The Department of Homeland Security (DHS) announced Jan 29 new security enhancements for the U.S. Refugee Admissions Program (USRAP).
Among the recommendations were enhanced screening for individuals from “high-risk” countries, executing the program “in a more risk-based manner when considering the overall refugee admissions ceiling, regional allocations, and the groups of applicants considered for resettlement,” as well as frequently reviewing countries on the high-risk list.
As those applying for refugee status must undergo the most scrutiny of any United States visitor, USRAP is an effort among government and nongovernmental actors at home and abroad who manage, process, and review refugee applicants.
After a 120-day pause in 2017, DHS resumed USRAP with “enhanced vetting” in October, which included 11 countries identified as high risk, therefore requiring more scrutiny.

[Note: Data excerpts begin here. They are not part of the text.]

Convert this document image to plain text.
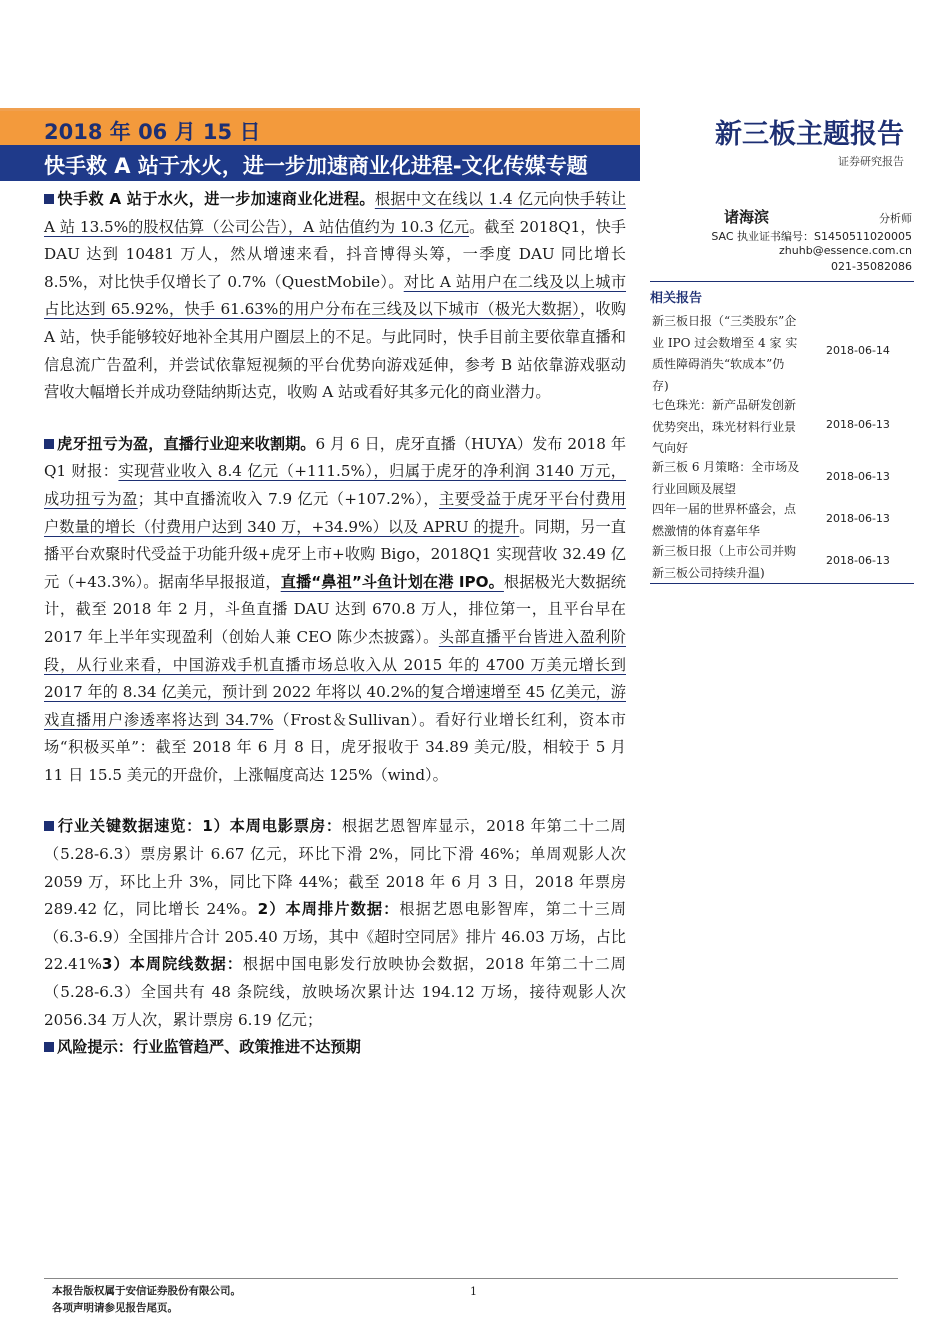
2018 年 06 月 15 日
快手救 A 站于水火，进一步加速商业化进程-文化传媒专题
新三板主题报告
证券研究报告

快手救 A 站于水火，进一步加速商业化进程。根据中文在线以 1.4 亿元向快手转让 A 站 13.5%的股权估算（公司公告），A 站估值约为 10.3 亿元。截至 2018Q1，快手 DAU 达到 10481 万人，然从增速来看，抖音博得头筹，一季度 DAU 同比增长 8.5%，对比快手仅增长了 0.7%（QuestMobile）。对比 A 站用户在二线及以上城市占比达到 65.92%，快手 61.63%的用户分布在三线及以下城市（极光大数据），收购 A 站，快手能够较好地补全其用户圈层上的不足。与此同时，快手目前主要依靠直播和信息流广告盈利，并尝试依靠短视频的平台优势向游戏延伸，参考 B 站依靠游戏驱动营收大幅增长并成功登陆纳斯达克，收购 A 站或看好其多元化的商业潜力。

虎牙扭亏为盈，直播行业迎来收割期。6 月 6 日，虎牙直播（HUYA）发布 2018 年 Q1 财报：实现营业收入 8.4 亿元（+111.5%），归属于虎牙的净利润 3140 万元，成功扭亏为盈；其中直播流收入 7.9 亿元（+107.2%），主要受益于虎牙平台付费用户数量的增长（付费用户达到 340 万，+34.9%）以及 APRU 的提升。同期，另一直播平台欢聚时代受益于功能升级+虎牙上市+收购 Bigo，2018Q1 实现营收 32.49 亿元（+43.3%）。据南华早报报道，直播“鼻祖”斗鱼计划在港 IPO。根据极光大数据统计，截至 2018 年 2 月，斗鱼直播 DAU 达到 670.8 万人，排位第一，且平台早在 2017 年上半年实现盈利（创始人兼 CEO 陈少杰披露）。头部直播平台皆进入盈利阶段，从行业来看，中国游戏手机直播市场总收入从 2015 年的 4700 万美元增长到 2017 年的 8.34 亿美元，预计到 2022 年将以 40.2%的复合增速增至 45 亿美元，游戏直播用户渗透率将达到 34.7%（Frost＆Sullivan）。看好行业增长红利，资本市场“积极买单”：截至 2018 年 6 月 8 日，虎牙报收于 34.89 美元/股，相较于 5 月 11 日 15.5 美元的开盘价，上涨幅度高达 125%（wind）。

行业关键数据速览：1）本周电影票房：根据艺恩智库显示，2018 年第二十二周（5.28-6.3）票房累计 6.67 亿元，环比下滑 2%，同比下滑 46%；单周观影人次 2059 万，环比上升 3%，同比下降 44%；截至 2018 年 6 月 3 日，2018 年票房 289.42 亿，同比增长 24%。2）本周排片数据：根据艺恩电影智库，第二十三周（6.3-6.9）全国排片合计 205.40 万场，其中《超时空同居》排片 46.03 万场，占比 22.41%3）本周院线数据：根据中国电影发行放映协会数据，2018 年第二十二周（5.28-6.3）全国共有 48 条院线，放映场次累计达 194.12 万场，接待观影人次 2056.34 万人次，累计票房 6.19 亿元；

风险提示：行业监管趋严、政策推进不达预期

诸海滨	分析师
SAC 执业证书编号：S1450511020005
zhuhb@essence.com.cn
021-35082086
相关报告
新三板日报（“三类股东”企
业 IPO 过会数增至 4 家 实
质性障碍消失“软成本”仍
存)
2018-06-14
七色珠光：新产品研发创新
优势突出，珠光材料行业景
气向好
2018-06-13
新三板 6 月策略：全市场及
行业回顾及展望
2018-06-13
四年一届的世界杯盛会，点
燃激情的体育嘉年华
2018-06-13
新三板日报（上市公司并购
新三板公司持续升温)
2018-06-13
本报告版权属于安信证券股份有限公司。
各项声明请参见报告尾页。
1
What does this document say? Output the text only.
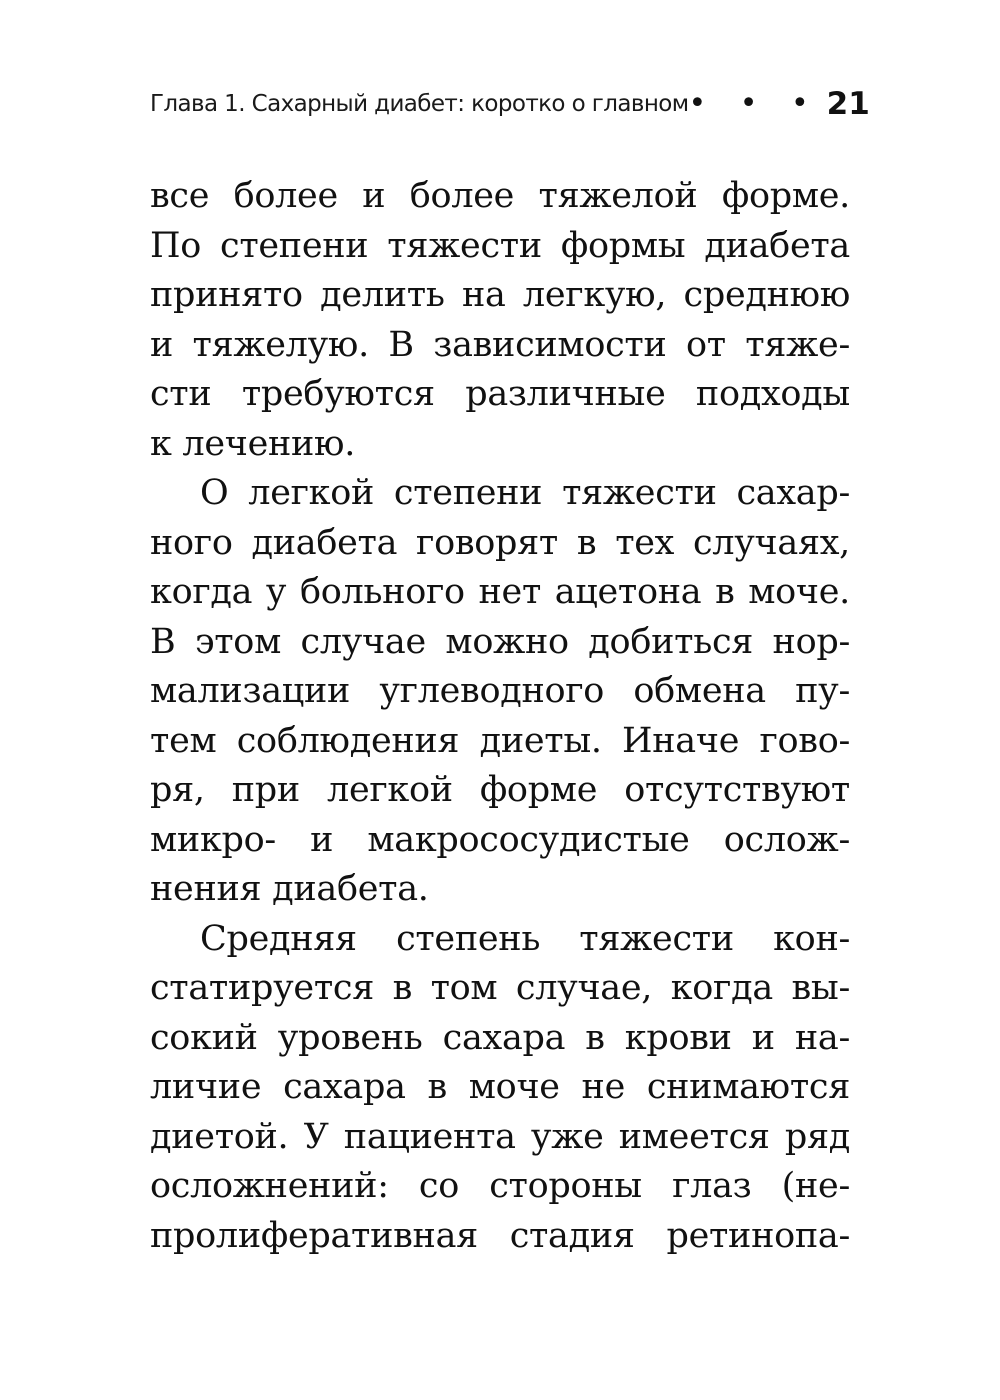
Глава 1. Сахарный диабет: коротко о главном • • • 21
все более и более тяжелой форме.
По степени тяжести формы диабета
принято делить на легкую, среднюю
и тяжелую. В зависимости от тяже-
сти требуются различные подходы
к лечению.
О легкой степени тяжести сахар-
ного диабета говорят в тех случаях,
когда у больного нет ацетона в моче.
В этом случае можно добиться нор-
мализации углеводного обмена пу-
тем соблюдения диеты. Иначе гово-
ря, при легкой форме отсутствуют
микро- и макрососудистые ослож-
нения диабета.
Средняя степень тяжести кон-
статируется в том случае, когда вы-
сокий уровень сахара в крови и на-
личие сахара в моче не снимаются
диетой. У пациента уже имеется ряд
осложнений: со стороны глаз (не-
пролиферативная стадия ретинопа-
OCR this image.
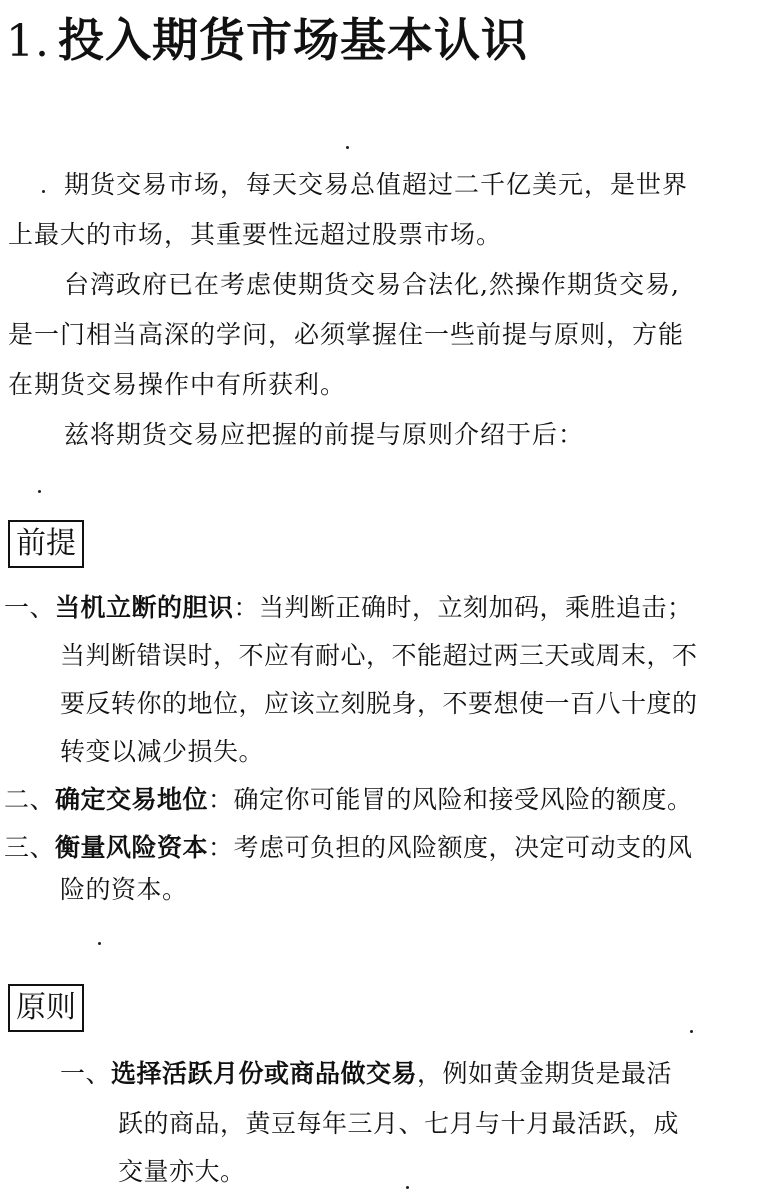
1. 投入期货市场基本认识

期货交易市场，每天交易总值超过二千亿美元，是世界

上最大的市场，其重要性远超过股票市场。

台湾政府已在考虑使期货交易合法化,然操作期货交易,

是一门相当高深的学问，必须掌握住一些前提与原则，方能

在期货交易操作中有所获利。

兹将期货交易应把握的前提与原则介绍于后：

前提

一、当机立断的胆识：当判断正确时，立刻加码，乘胜追击；

当判断错误时，不应有耐心，不能超过两三天或周末，不

要反转你的地位，应该立刻脱身，不要想使一百八十度的

转变以减少损失。

二、确定交易地位：确定你可能冒的风险和接受风险的额度。

三、衡量风险资本：考虑可负担的风险额度，决定可动支的风

险的资本。

原则

一、选择活跃月份或商品做交易，例如黄金期货是最活

跃的商品，黄豆每年三月、七月与十月最活跃，成

交量亦大。
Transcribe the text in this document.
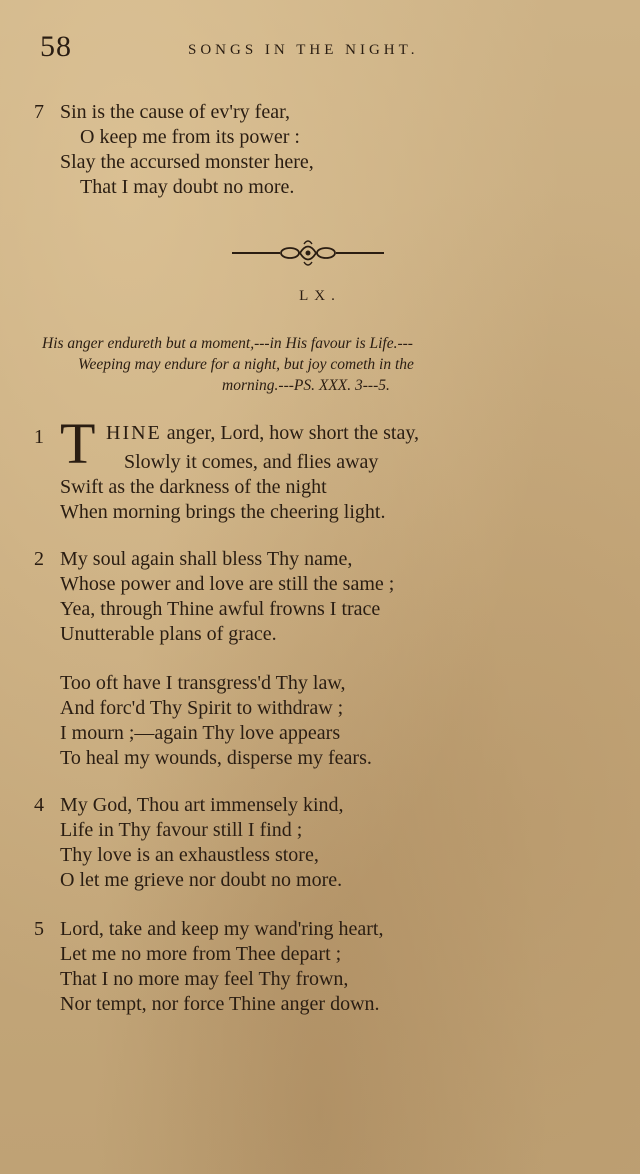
58	SONGS IN THE NIGHT.
7 Sin is the cause of ev'ry fear,
O keep me from its power :
Slay the accursed monster here,
That I may doubt no more.
LX.
His anger endureth but a moment,---in His favour is Life.---
Weeping may endure for a night, but joy cometh in the
morning.---PS. XXX. 3---5.
1 T HINE anger, Lord, how short the stay,
Slowly it comes, and flies away
Swift as the darkness of the night
When morning brings the cheering light.
2 My soul again shall bless Thy name,
Whose power and love are still the same ;
Yea, through Thine awful frowns I trace
Unutterable plans of grace.
Too oft have I transgress'd Thy law,
And forc'd Thy Spirit to withdraw ;
I mourn ;—again Thy love appears
To heal my wounds, disperse my fears.
4 My God, Thou art immensely kind,
Life in Thy favour still I find ;
Thy love is an exhaustless store,
O let me grieve nor doubt no more.
5 Lord, take and keep my wand'ring heart,
Let me no more from Thee depart ;
That I no more may feel Thy frown,
Nor tempt, nor force Thine anger down.
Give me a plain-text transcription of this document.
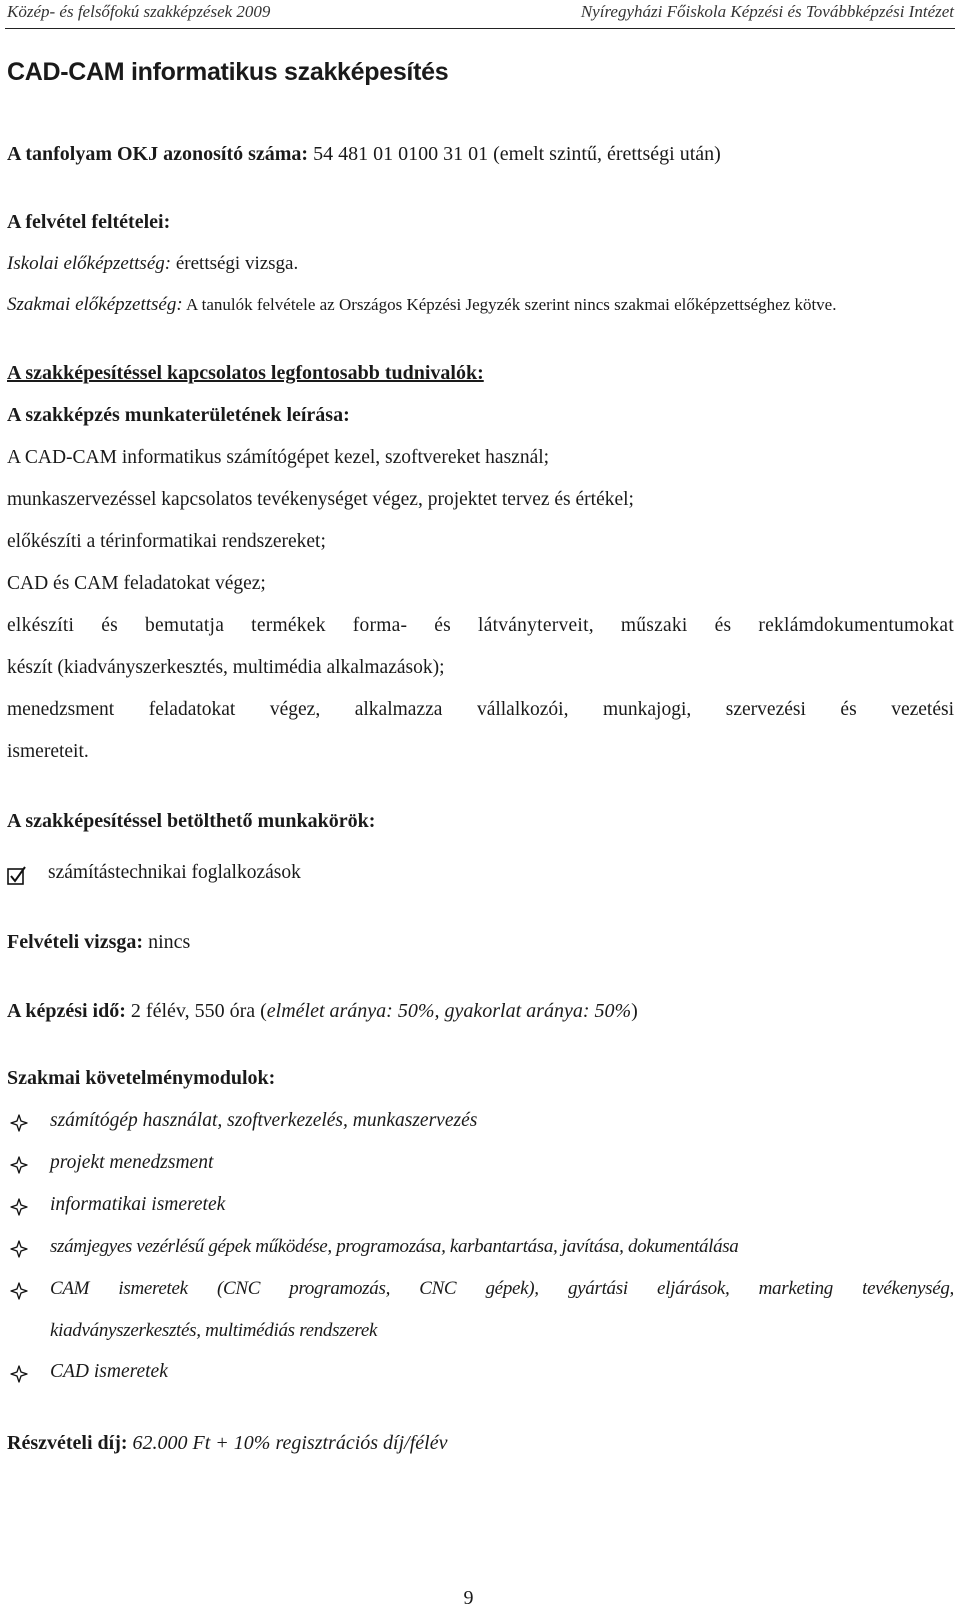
Közép- és felsőfokú szakképzések 2009	Nyíregyházi Főiskola Képzési és Továbbképzési Intézet
CAD-CAM informatikus szakképesítés
A tanfolyam OKJ azonosító száma: 54 481 01 0100 31 01 (emelt szintű, érettségi után)
A felvétel feltételei:
Iskolai előképzettség: érettségi vizsga.
Szakmai előképzettség: A tanulók felvétele az Országos Képzési Jegyzék szerint nincs szakmai előképzettséghez kötve.
A szakképesítéssel kapcsolatos legfontosabb tudnivalók:
A szakképzés munkaterületének leírása:
A CAD-CAM informatikus számítógépet kezel, szoftvereket használ;
munkaszervezéssel kapcsolatos tevékenységet végez, projektet tervez és értékel;
előkészíti a térinformatikai rendszereket;
CAD és CAM feladatokat végez;
elkészíti és bemutatja termékek forma- és látványterveit, műszaki és reklámdokumentumokat
készít (kiadványszerkesztés, multimédia alkalmazások);
menedzsment feladatokat végez, alkalmazza vállalkozói, munkajogi, szervezési és vezetési
ismereteit.
A szakképesítéssel betölthető munkakörök:
számítástechnikai foglalkozások
Felvételi vizsga: nincs
A képzési idő: 2 félév, 550 óra (elmélet aránya: 50%, gyakorlat aránya: 50%)
Szakmai követelménymodulok:
számítógép használat, szoftverkezelés, munkaszervezés
projekt menedzsment
informatikai ismeretek
számjegyes vezérlésű gépek működése, programozása, karbantartása, javítása, dokumentálása
CAM ismeretek (CNC programozás, CNC gépek), gyártási eljárások, marketing tevékenység,
kiadványszerkesztés, multimédiás rendszerek
CAD ismeretek
Részvételi díj: 62.000 Ft + 10% regisztrációs díj/félév
9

The enhancements announced Jan. 29 are the result of a requirement for a 90-day review period where DHS would work with law enforcement to “determine what additional safeguards, if any, are necessary to ensure that the admission of refugees from these countries of concern does not pose a threat to the security and welfare of the United States.”
Reuters reported in October that the 11 countries receiving heightened scrutiny include “Egypt, Iran, Iraq, Libya, Mali, North Korea, Somalia, South Sudan, Sudan, Syria and Yemen, as well as Palestinians who lived in those countries.”